R.G. Elmore, D.V.M.
Copley News Service
Question: Are sled dogs still used in the United States? Several years ago, I read that sled dogs delivered groceries and mail in some remote areas of the northern states along the Canadian border. What kind of dogs are used for pulling sleds? Do the dogs enjoy this work?
Answer: Many dogs provide us not only with companionship but also do important work for us. The use of sled dogs is a great example. In some of the northernmost parts of the United States, sled dogs are still used to deliver mail, groceries and other vital supplies during the winter months. The most commonly used dogs to pull sleds are the spitz varieties. These include the Eskimo dog or husky, the Alaskan malamute and the Siberian husky. They have been used for generations to pull heavy loads across frozen lakes and deep snow. Without sled dogs, many remote settlements would probably not exist.

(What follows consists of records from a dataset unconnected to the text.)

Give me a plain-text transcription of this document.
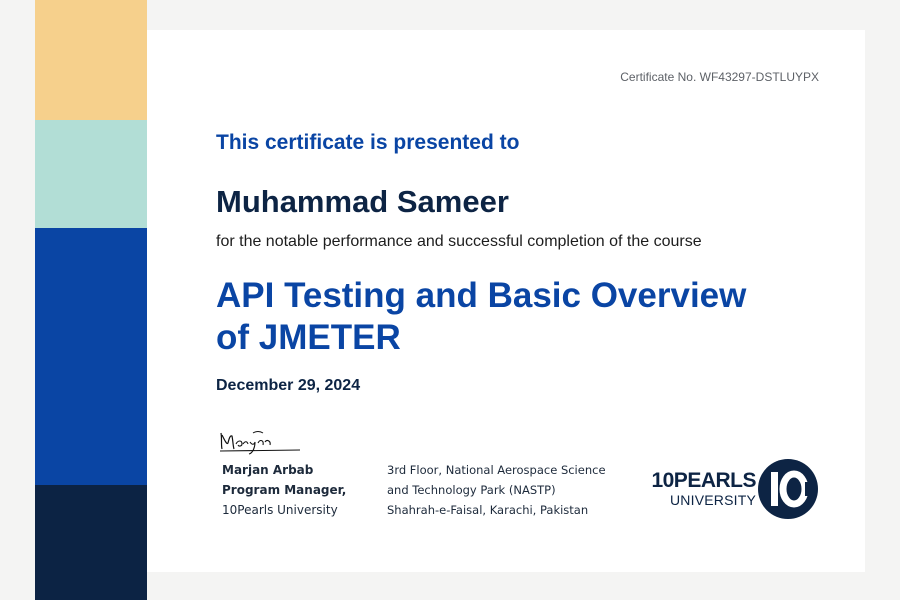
Certificate No. WF43297-DSTLUYPX
This certificate is presented to
Muhammad Sameer
for the notable performance and successful completion of the course
API Testing and Basic Overview
of JMETER
December 29, 2024
Marjan Arbab
Program Manager,
10Pearls University
3rd Floor, National Aerospace Science
and Technology Park (NASTP)
Shahrah-e-Faisal, Karachi, Pakistan
10PEARLS
UNIVERSITY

Sled dogs have virtually remained unchanged since the 14th century when they were first recorded for traveling in Mongolia. The best dogs for pulling are short and square with powerful chest muscles. Most people who work with sled dogs agree that these dogs enjoy running and working in front of sleds. Most of these dogs need little encouragement to run and pull in the snow on very cold days.

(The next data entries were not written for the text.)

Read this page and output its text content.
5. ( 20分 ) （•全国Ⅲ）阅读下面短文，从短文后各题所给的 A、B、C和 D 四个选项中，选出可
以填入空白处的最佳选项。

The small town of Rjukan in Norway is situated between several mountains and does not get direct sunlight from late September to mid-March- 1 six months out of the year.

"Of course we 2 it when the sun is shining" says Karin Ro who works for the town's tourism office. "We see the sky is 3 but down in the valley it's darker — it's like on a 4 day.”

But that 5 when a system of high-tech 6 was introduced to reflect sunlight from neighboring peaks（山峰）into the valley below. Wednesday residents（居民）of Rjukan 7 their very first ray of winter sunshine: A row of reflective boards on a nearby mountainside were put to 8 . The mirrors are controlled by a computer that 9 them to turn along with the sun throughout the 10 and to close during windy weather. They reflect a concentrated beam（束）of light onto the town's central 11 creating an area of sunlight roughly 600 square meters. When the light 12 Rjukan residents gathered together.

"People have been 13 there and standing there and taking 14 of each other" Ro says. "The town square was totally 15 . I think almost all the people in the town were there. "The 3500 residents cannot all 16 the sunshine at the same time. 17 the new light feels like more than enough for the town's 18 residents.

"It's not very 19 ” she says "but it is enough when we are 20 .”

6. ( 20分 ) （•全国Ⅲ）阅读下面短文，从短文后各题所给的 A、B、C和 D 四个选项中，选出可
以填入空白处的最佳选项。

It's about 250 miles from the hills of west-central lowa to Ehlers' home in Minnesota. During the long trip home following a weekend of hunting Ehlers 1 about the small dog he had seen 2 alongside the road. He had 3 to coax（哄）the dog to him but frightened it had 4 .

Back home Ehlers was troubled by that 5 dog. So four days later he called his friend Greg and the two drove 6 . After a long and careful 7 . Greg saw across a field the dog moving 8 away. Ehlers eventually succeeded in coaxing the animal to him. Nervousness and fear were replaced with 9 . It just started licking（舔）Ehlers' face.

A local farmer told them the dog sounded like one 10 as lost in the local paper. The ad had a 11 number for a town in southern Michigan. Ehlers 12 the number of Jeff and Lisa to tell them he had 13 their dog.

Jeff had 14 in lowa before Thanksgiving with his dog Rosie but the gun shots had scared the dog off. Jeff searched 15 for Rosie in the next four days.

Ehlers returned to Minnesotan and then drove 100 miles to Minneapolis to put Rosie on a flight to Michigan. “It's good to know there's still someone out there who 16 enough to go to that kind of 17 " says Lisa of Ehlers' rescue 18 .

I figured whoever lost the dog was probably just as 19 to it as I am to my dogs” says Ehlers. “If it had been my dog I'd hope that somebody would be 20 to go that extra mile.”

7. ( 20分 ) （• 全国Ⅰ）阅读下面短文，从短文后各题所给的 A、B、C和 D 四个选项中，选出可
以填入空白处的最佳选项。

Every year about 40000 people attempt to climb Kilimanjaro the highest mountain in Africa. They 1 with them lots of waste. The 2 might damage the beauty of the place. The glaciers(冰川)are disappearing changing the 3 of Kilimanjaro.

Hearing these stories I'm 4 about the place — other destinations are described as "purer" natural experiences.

The most famous sled dog race is the annual Iditarod Trail Sled Dog Race in Alaska. The race commemorates dogs being used to carry life-saving diphtheria serum from Anchorage to Nome, Alaska, in 1925. The distance was about 658 miles and the weather was at its worst; however, the mushers and their dogs arrived in time with the serum to save many of the sick.
To commemorate the 1925 “race for life,” the Iditarod Trail Sled Dog Race, which is now about 1,049 miles long between Anchorage and Nome, has taken place annually in March since 1973. This Iditarod has been billed as “The Last Great Race,” and has become an international event. All the dogs are examined by veterinarians at checkpoints throughout the race to ensure that none are injured or suffering.
Question: We are wondering where the idea that cats have nine lives originates. Several of our cats died young and did not seem to have this trait.
Answer: The idea that cats have nine lives probably stems from the many stories about cats narrowly escaping injury or death after falling from high places or being in other dangerous situations. Although no one knows for sure when this statement was first made, it might have started during ancient times. It was recorded that Muhammad possessed the habit of stroking each of his cats three times, which according to some legends gave his cats nine lives.
A 1546 collection by John Heywood states, “No wife, no woman hath nine lives like a cat.” Another old proverb says, “It has been the providence of nature to give this creature nine lives instead of one.” Shakespeare mentions the cat’s nine lives in Romeo and Juliet.
How this myth started is a mystery. But most cat lovers readily admit that they wish such luck for their four-footed companions.